The COI examined that, as Singapore modernised, the SPF focused less on militarisation and became more civilised, reducing the need for a large SOC. Due to this, the SOC may have been disadvantaged during the riot. The COI recommended that the SPF's command, communications, and situation control be improved; frontline officers be more properly equipped to handle large-scale disorderly situations; the SPF and SOC's manpower and resources be increased; the SPF and SCDF's abilities to handle large public disorder situations be improved; and that time taken to gain approval or activate resources be reduced during emergency situations.

==Legacy==
The riot raised debate online by Singaporeans on the issues of overcrowding and increasing number of migrant workers in Singapore. It also highlighted ongoing tensions within Singapore regarding the country's heavy reliance on foreign labour.
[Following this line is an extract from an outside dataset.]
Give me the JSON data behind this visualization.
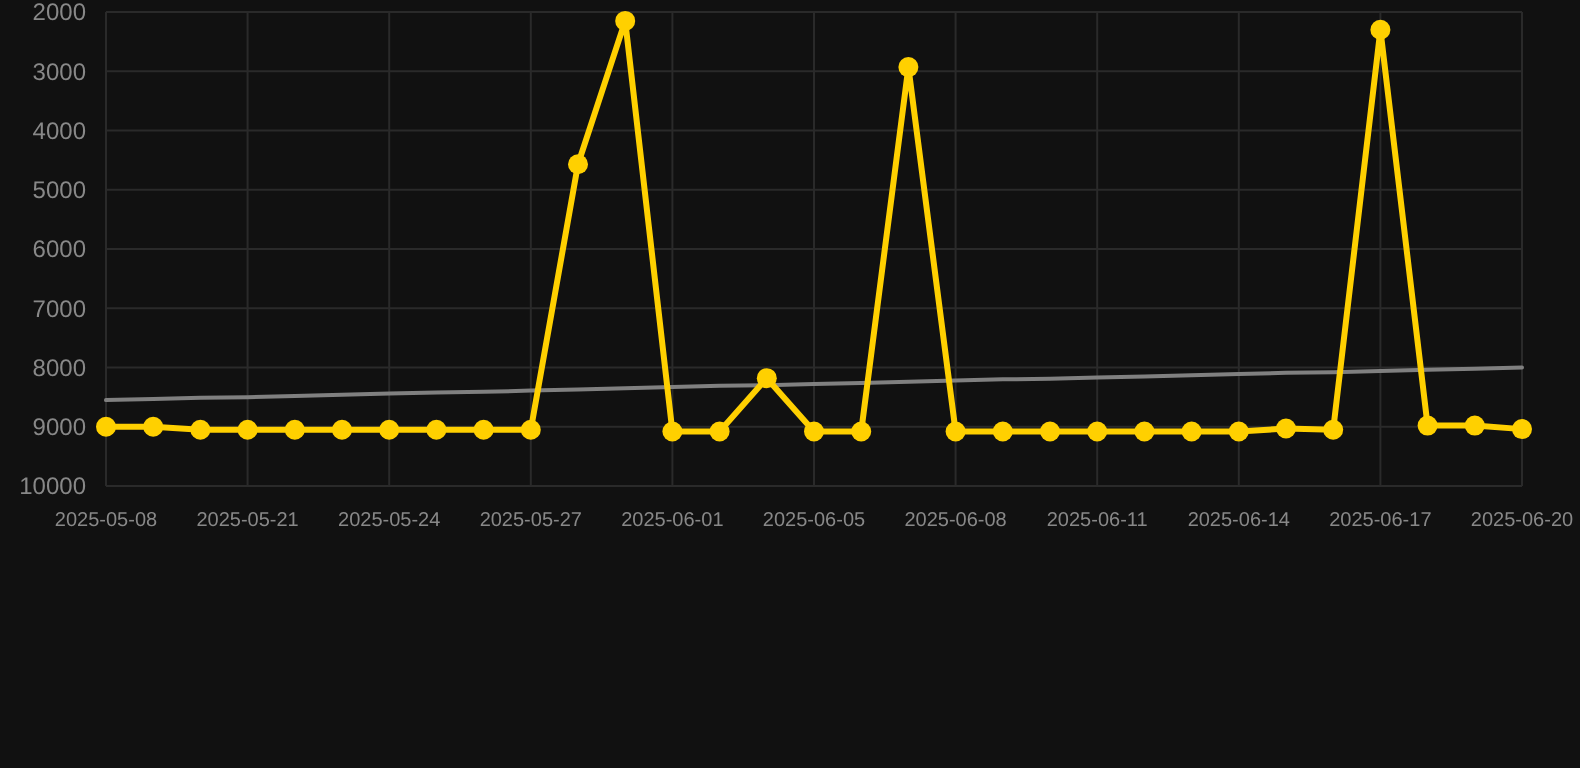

Similarities were also drawn from the riot to the 2012 bus drivers' strike. Some commented on the treatment of migrant workers, with blogger and activist Roy Ngerng stating that "the inequality that has taken root in Singapore has dire consequences and they are beginning to show." Migrant labour activist Jolovan Wham said it was unclear if "pent-up rage" was a symptom of the riot. Jeremy Grant of the Financial Times described the riot as having revealed the disharmony amongst Singapore's multiple races, but the COI disproved Grant's article for implying that racial issues were the cause of the riot. The Singaporean authorities called for calm and warned against speculation.

Analysing the riot, Nanyang Technological University assistant sociology professor Premchand Varma stated that Singaporeans do not interact heavily with migrant workers and that they are not largely considered a part of Singaporean society, while the National University of Singapore's (NUS) sociologist Paulin Straughan attributed this to a lack of daily interaction with migrant workers. Eugene Tan of the Singapore Management University (SMU) agreed with Straughan and questioned the "gated communities" dividing migrant workers and Singaporeans. Non-government organisations focusing on migrants' issues such as the Migrant Workers' Centre and the Humanitarian Organization for Migration Economics reported increased interest in their work after the riot.
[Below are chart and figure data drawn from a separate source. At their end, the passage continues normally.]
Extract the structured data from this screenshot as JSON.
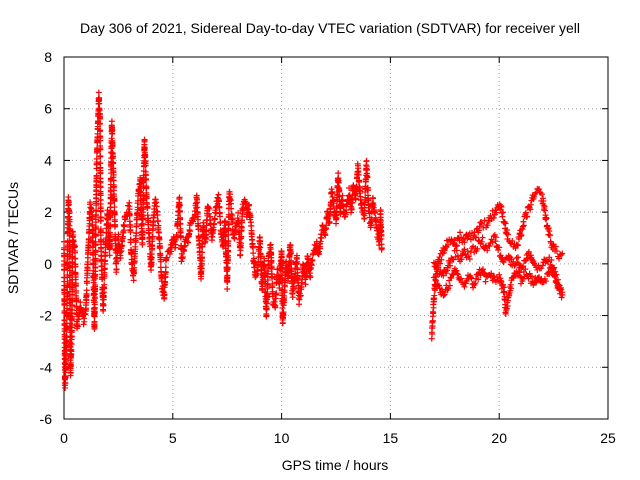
{
  "chart_data": {
    "type": "scatter",
    "title": "Day 306 of 2021, Sidereal Day-to-day VTEC variation (SDTVAR) for receiver yell",
    "xlabel": "GPS time / hours",
    "ylabel": "SDTVAR / TECUs",
    "xlim": [
      0,
      25
    ],
    "ylim": [
      -6,
      8
    ],
    "xticks": [
      0,
      5,
      10,
      15,
      20,
      25
    ],
    "yticks": [
      -6,
      -4,
      -2,
      0,
      2,
      4,
      6,
      8
    ],
    "grid": true,
    "marker": "+",
    "series": [
      {
        "name": "SDTVAR",
        "color": "#ff0000",
        "trace": [
          [
            0.0,
            0.7
          ],
          [
            0.05,
            -4.8
          ],
          [
            0.1,
            -3.5
          ],
          [
            0.15,
            -1.0
          ],
          [
            0.2,
            2.5
          ],
          [
            0.25,
            1.8
          ],
          [
            0.3,
            -4.2
          ],
          [
            0.35,
            -3.0
          ],
          [
            0.4,
            1.2
          ],
          [
            0.5,
            0.5
          ],
          [
            0.6,
            -2.5
          ],
          [
            0.75,
            -1.5
          ],
          [
            0.9,
            -2.2
          ],
          [
            1.0,
            -1.8
          ],
          [
            1.1,
            0.3
          ],
          [
            1.2,
            2.3
          ],
          [
            1.3,
            1.8
          ],
          [
            1.4,
            -2.5
          ],
          [
            1.5,
            3.8
          ],
          [
            1.6,
            6.5
          ],
          [
            1.65,
            5.7
          ],
          [
            1.7,
            0.6
          ],
          [
            1.8,
            -1.8
          ],
          [
            1.9,
            0.5
          ],
          [
            2.0,
            2.0
          ],
          [
            2.1,
            0.4
          ],
          [
            2.2,
            5.4
          ],
          [
            2.3,
            2.7
          ],
          [
            2.4,
            -0.2
          ],
          [
            2.5,
            1.0
          ],
          [
            2.6,
            0.3
          ],
          [
            2.8,
            1.8
          ],
          [
            3.0,
            2.2
          ],
          [
            3.1,
            0.2
          ],
          [
            3.2,
            -0.5
          ],
          [
            3.3,
            1.0
          ],
          [
            3.4,
            2.5
          ],
          [
            3.5,
            3.2
          ],
          [
            3.6,
            0.8
          ],
          [
            3.7,
            4.8
          ],
          [
            3.8,
            2.5
          ],
          [
            3.9,
            1.2
          ],
          [
            4.0,
            -0.2
          ],
          [
            4.1,
            1.6
          ],
          [
            4.2,
            2.5
          ],
          [
            4.3,
            1.8
          ],
          [
            4.4,
            0.7
          ],
          [
            4.5,
            -0.8
          ],
          [
            4.6,
            -1.3
          ],
          [
            4.7,
            0.2
          ],
          [
            4.9,
            0.5
          ],
          [
            5.0,
            1.0
          ],
          [
            5.1,
            0.7
          ],
          [
            5.2,
            1.3
          ],
          [
            5.3,
            2.6
          ],
          [
            5.4,
            0.2
          ],
          [
            5.5,
            0.5
          ],
          [
            5.6,
            1.0
          ],
          [
            5.7,
            0.8
          ],
          [
            5.8,
            1.5
          ],
          [
            6.0,
            1.8
          ],
          [
            6.1,
            2.5
          ],
          [
            6.2,
            1.0
          ],
          [
            6.3,
            -0.5
          ],
          [
            6.4,
            1.5
          ],
          [
            6.5,
            0.8
          ],
          [
            6.6,
            2.2
          ],
          [
            6.7,
            1.9
          ],
          [
            6.8,
            1.0
          ],
          [
            7.0,
            2.2
          ],
          [
            7.1,
            2.6
          ],
          [
            7.2,
            1.4
          ],
          [
            7.3,
            0.7
          ],
          [
            7.4,
            1.6
          ],
          [
            7.5,
            -0.8
          ],
          [
            7.6,
            2.8
          ],
          [
            7.7,
            2.0
          ],
          [
            7.8,
            1.0
          ],
          [
            8.0,
            1.8
          ],
          [
            8.1,
            0.4
          ],
          [
            8.2,
            2.1
          ],
          [
            8.3,
            2.5
          ],
          [
            8.4,
            1.9
          ],
          [
            8.5,
            2.2
          ],
          [
            8.6,
            1.5
          ],
          [
            8.7,
            0.3
          ],
          [
            8.8,
            -0.5
          ],
          [
            8.9,
            -0.3
          ],
          [
            9.0,
            1.0
          ],
          [
            9.1,
            -1.0
          ],
          [
            9.2,
            0.2
          ],
          [
            9.3,
            -2.0
          ],
          [
            9.4,
            0.2
          ],
          [
            9.5,
            0.7
          ],
          [
            9.6,
            -1.4
          ],
          [
            9.7,
            -1.7
          ],
          [
            9.8,
            -0.3
          ],
          [
            9.9,
            -0.8
          ],
          [
            10.0,
            0.5
          ],
          [
            10.05,
            -2.3
          ],
          [
            10.1,
            -1.5
          ],
          [
            10.2,
            0.0
          ],
          [
            10.3,
            -0.5
          ],
          [
            10.4,
            0.8
          ],
          [
            10.5,
            -1.2
          ],
          [
            10.6,
            -0.5
          ],
          [
            10.7,
            0.3
          ],
          [
            10.8,
            -1.4
          ],
          [
            10.9,
            -1.0
          ],
          [
            11.0,
            0.0
          ],
          [
            11.1,
            -0.7
          ],
          [
            11.2,
            0.3
          ],
          [
            11.3,
            -0.5
          ],
          [
            11.4,
            0.2
          ],
          [
            11.5,
            0.5
          ],
          [
            11.6,
            0.8
          ],
          [
            11.7,
            0.3
          ],
          [
            11.8,
            1.0
          ],
          [
            11.9,
            1.5
          ],
          [
            12.0,
            1.2
          ],
          [
            12.1,
            2.0
          ],
          [
            12.2,
            1.6
          ],
          [
            12.3,
            2.8
          ],
          [
            12.4,
            2.2
          ],
          [
            12.5,
            1.6
          ],
          [
            12.6,
            3.4
          ],
          [
            12.7,
            2.0
          ],
          [
            12.8,
            2.5
          ],
          [
            12.9,
            1.8
          ],
          [
            13.0,
            2.2
          ],
          [
            13.1,
            2.8
          ],
          [
            13.2,
            2.0
          ],
          [
            13.3,
            3.0
          ],
          [
            13.4,
            2.5
          ],
          [
            13.5,
            3.7
          ],
          [
            13.6,
            2.8
          ],
          [
            13.7,
            2.0
          ],
          [
            13.8,
            1.8
          ],
          [
            13.9,
            3.9
          ],
          [
            14.0,
            2.2
          ],
          [
            14.1,
            1.5
          ],
          [
            14.2,
            2.5
          ],
          [
            14.3,
            1.8
          ],
          [
            14.4,
            1.2
          ],
          [
            14.5,
            0.8
          ],
          [
            14.55,
            2.0
          ],
          [
            14.6,
            0.6
          ]
        ],
        "trace2": [
          [
            16.9,
            -2.8
          ],
          [
            16.95,
            -2.0
          ],
          [
            17.0,
            -1.3
          ],
          [
            17.1,
            -0.4
          ],
          [
            17.2,
            0.0
          ],
          [
            17.4,
            0.4
          ],
          [
            17.6,
            0.8
          ],
          [
            17.8,
            1.0
          ],
          [
            18.0,
            0.7
          ],
          [
            18.2,
            1.1
          ],
          [
            18.4,
            0.9
          ],
          [
            18.6,
            1.2
          ],
          [
            18.8,
            1.0
          ],
          [
            19.0,
            1.3
          ],
          [
            19.2,
            1.6
          ],
          [
            19.4,
            1.5
          ],
          [
            19.6,
            1.8
          ],
          [
            19.8,
            2.0
          ],
          [
            20.0,
            2.3
          ],
          [
            20.2,
            1.8
          ],
          [
            20.4,
            1.0
          ],
          [
            20.6,
            0.8
          ],
          [
            20.8,
            0.6
          ],
          [
            21.0,
            1.2
          ],
          [
            21.2,
            1.8
          ],
          [
            21.4,
            2.2
          ],
          [
            21.6,
            2.6
          ],
          [
            21.8,
            2.8
          ],
          [
            22.0,
            2.5
          ],
          [
            22.2,
            1.5
          ],
          [
            22.4,
            0.8
          ],
          [
            22.6,
            0.5
          ],
          [
            22.8,
            0.3
          ],
          [
            22.9,
            0.4
          ]
        ],
        "trace3": [
          [
            17.0,
            0.0
          ],
          [
            17.2,
            -0.3
          ],
          [
            17.4,
            -0.5
          ],
          [
            17.6,
            -0.2
          ],
          [
            17.8,
            0.2
          ],
          [
            18.0,
            0.4
          ],
          [
            18.2,
            0.2
          ],
          [
            18.4,
            0.5
          ],
          [
            18.6,
            0.3
          ],
          [
            18.8,
            0.5
          ],
          [
            19.0,
            0.7
          ],
          [
            19.2,
            0.9
          ],
          [
            19.4,
            0.6
          ],
          [
            19.6,
            0.8
          ],
          [
            19.8,
            1.0
          ],
          [
            20.0,
            0.5
          ],
          [
            20.2,
            0.2
          ],
          [
            20.4,
            0.3
          ],
          [
            20.6,
            0.0
          ],
          [
            20.8,
            0.2
          ],
          [
            21.0,
            -0.1
          ],
          [
            21.2,
            0.1
          ],
          [
            21.4,
            0.4
          ],
          [
            21.6,
            0.0
          ],
          [
            21.8,
            -0.2
          ],
          [
            22.0,
            -0.1
          ],
          [
            22.2,
            0.2
          ],
          [
            22.4,
            0.0
          ],
          [
            22.6,
            -0.5
          ],
          [
            22.8,
            -1.0
          ],
          [
            22.9,
            -1.2
          ]
        ],
        "trace4": [
          [
            17.0,
            -0.6
          ],
          [
            17.2,
            -0.9
          ],
          [
            17.4,
            -1.2
          ],
          [
            17.6,
            -0.9
          ],
          [
            17.8,
            -0.6
          ],
          [
            18.0,
            -0.3
          ],
          [
            18.2,
            -0.6
          ],
          [
            18.4,
            -0.8
          ],
          [
            18.6,
            -0.5
          ],
          [
            18.8,
            -0.8
          ],
          [
            19.0,
            -0.5
          ],
          [
            19.2,
            -0.2
          ],
          [
            19.4,
            -0.6
          ],
          [
            19.6,
            -0.4
          ],
          [
            19.8,
            -0.7
          ],
          [
            20.0,
            -0.5
          ],
          [
            20.2,
            -1.0
          ],
          [
            20.3,
            -1.8
          ],
          [
            20.4,
            -1.4
          ],
          [
            20.6,
            -0.6
          ],
          [
            20.8,
            -0.3
          ],
          [
            21.0,
            -0.6
          ],
          [
            21.2,
            -0.3
          ],
          [
            21.4,
            -0.5
          ],
          [
            21.6,
            -0.8
          ],
          [
            21.8,
            -0.4
          ],
          [
            22.0,
            -0.7
          ],
          [
            22.2,
            -0.5
          ],
          [
            22.4,
            -0.2
          ],
          [
            22.6,
            -0.6
          ],
          [
            22.8,
            -1.0
          ],
          [
            22.9,
            -1.1
          ]
        ]
      }
    ]
  }
}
In August 2014, 180 officers involved in the incident received the Pingat Perkhidmatan Operasi Home Team, which was instituted that same year and recognised officers who "responded to deal with major incidents". Later in November, a Facebook post by national development minister Khaw Boon Wan showcasing officers participating in an anti-riot drill drew controversy, as it used South Asian workers from a dormitory in Woodlands to represent the rioters. Many Singaporeans online commented on the racial undertones of the exercise, with Tan of SMU stating that "it reinforces certain stereotypes". NUS's sociologist Tan Ern Ser described the situation as unavoidable and encouraged building understanding with migrant workers. Khaw clarified that the drill was done to create awareness and was a typical exercise.
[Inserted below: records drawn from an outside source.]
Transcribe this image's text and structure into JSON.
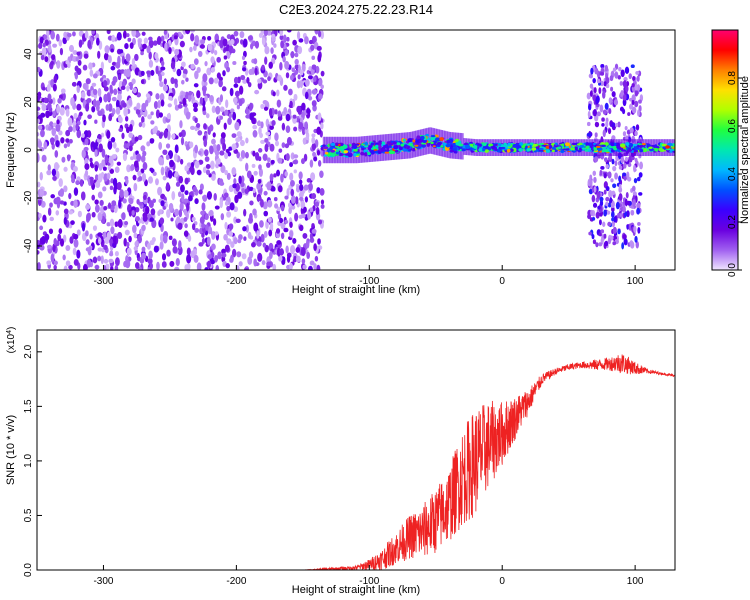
{
  "title": "C2E3.2024.275.22.23.R14",
  "chart_data": [
    {
      "type": "heatmap",
      "xlabel": "Height of straight line (km)",
      "ylabel": "Frequency (Hz)",
      "xlim": [
        -350,
        130
      ],
      "ylim": [
        -50,
        50
      ],
      "xticks": [
        -300,
        -200,
        -100,
        0,
        100
      ],
      "yticks": [
        -40,
        -20,
        0,
        20,
        40
      ],
      "colorbar": {
        "label": "Normalized spectral amplitude",
        "range": [
          0,
          1
        ],
        "ticks": [
          "0.0",
          "0.2",
          "0.4",
          "0.6",
          "0.8"
        ],
        "tick_values": [
          0,
          0.2,
          0.4,
          0.6,
          0.8
        ],
        "colors": [
          "#f0e6ff",
          "#a060f0",
          "#6a00e0",
          "#3a00ff",
          "#0050ff",
          "#00b8ff",
          "#00e8b0",
          "#20ff40",
          "#b0ff00",
          "#ffe000",
          "#ff8000",
          "#ff0000",
          "#ff0070"
        ]
      },
      "regions": [
        {
          "x": [
            -350,
            -135
          ],
          "y": [
            -50,
            50
          ],
          "amplitude": [
            0.03,
            0.2
          ]
        },
        {
          "x": [
            -135,
            130
          ],
          "y": [
            -4,
            4
          ],
          "amplitude": [
            0.15,
            0.85
          ]
        },
        {
          "x": [
            65,
            105
          ],
          "y": [
            -40,
            35
          ],
          "amplitude": [
            0.05,
            0.3
          ]
        }
      ],
      "band_center": [
        {
          "x": -135,
          "y": 0
        },
        {
          "x": -110,
          "y": 0
        },
        {
          "x": -90,
          "y": 1
        },
        {
          "x": -70,
          "y": 2
        },
        {
          "x": -55,
          "y": 4
        },
        {
          "x": -40,
          "y": 2
        },
        {
          "x": -20,
          "y": 1
        },
        {
          "x": 0,
          "y": 1
        },
        {
          "x": 50,
          "y": 1
        },
        {
          "x": 130,
          "y": 1
        }
      ]
    },
    {
      "type": "line",
      "xlabel": "Height of straight line (km)",
      "ylabel": "SNR (10 * v/v)",
      "scale_note": "(x10",
      "scale_exp": "4",
      "scale_close": ")",
      "xlim": [
        -350,
        130
      ],
      "ylim": [
        0,
        2.2
      ],
      "xticks": [
        -300,
        -200,
        -100,
        0,
        100
      ],
      "yticks": [
        "0.0",
        "0.5",
        "1.0",
        "1.5",
        "2.0"
      ],
      "ytick_values": [
        0,
        0.5,
        1.0,
        1.5,
        2.0
      ],
      "line_color": "#ee2222",
      "series": [
        {
          "x": [
            -350,
            -150,
            -110,
            -100,
            -90,
            -80,
            -70,
            -60,
            -50,
            -40,
            -30,
            -20,
            -10,
            0,
            10,
            20,
            30,
            40,
            50,
            60,
            70,
            80,
            90,
            100,
            110,
            120,
            130
          ],
          "y": [
            0.0,
            0.0,
            0.02,
            0.05,
            0.1,
            0.2,
            0.3,
            0.35,
            0.45,
            0.6,
            0.85,
            1.0,
            1.15,
            1.25,
            1.4,
            1.55,
            1.75,
            1.82,
            1.86,
            1.88,
            1.88,
            1.89,
            1.9,
            1.85,
            1.82,
            1.8,
            1.78
          ],
          "noise": [
            0,
            0,
            0.02,
            0.05,
            0.1,
            0.15,
            0.2,
            0.25,
            0.3,
            0.35,
            0.45,
            0.5,
            0.4,
            0.3,
            0.2,
            0.12,
            0.05,
            0.03,
            0.03,
            0.03,
            0.05,
            0.06,
            0.1,
            0.06,
            0.02,
            0.01,
            0.01
          ]
        }
      ]
    }
  ]
}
In December 2014, reflecting on the riot a year later, Lee said that he had moved on from the incident after suffering from depression for two months. He returned to driving buses, but ferried international school students more frequently than migrant workers. Wong had left her timekeeping job and worked at a flea market selling children's clothes. She remained mentally scarred from the incident. In 2023, she was reported to be working as a school bus attendant, and she visited Little India in August 2023 for the first time since 2013. Little India's surveillance increased from 34 cameras in 2016 to 200 in 2020, with senior parliamentary secretary for home affairs Amrin Amin stating that the increased surveillance was to aid in crime management in the area. In a 2023 article by The Straits Times, some residents reported that Little India has since become safer and cleaner, with the alcohol ban contributing to these factors. Two new bus terminals for migrant workers were also built in Little India at Hampshire Road and Tekka Lane, respectively; prior to their construction, workers usually waited in open fields.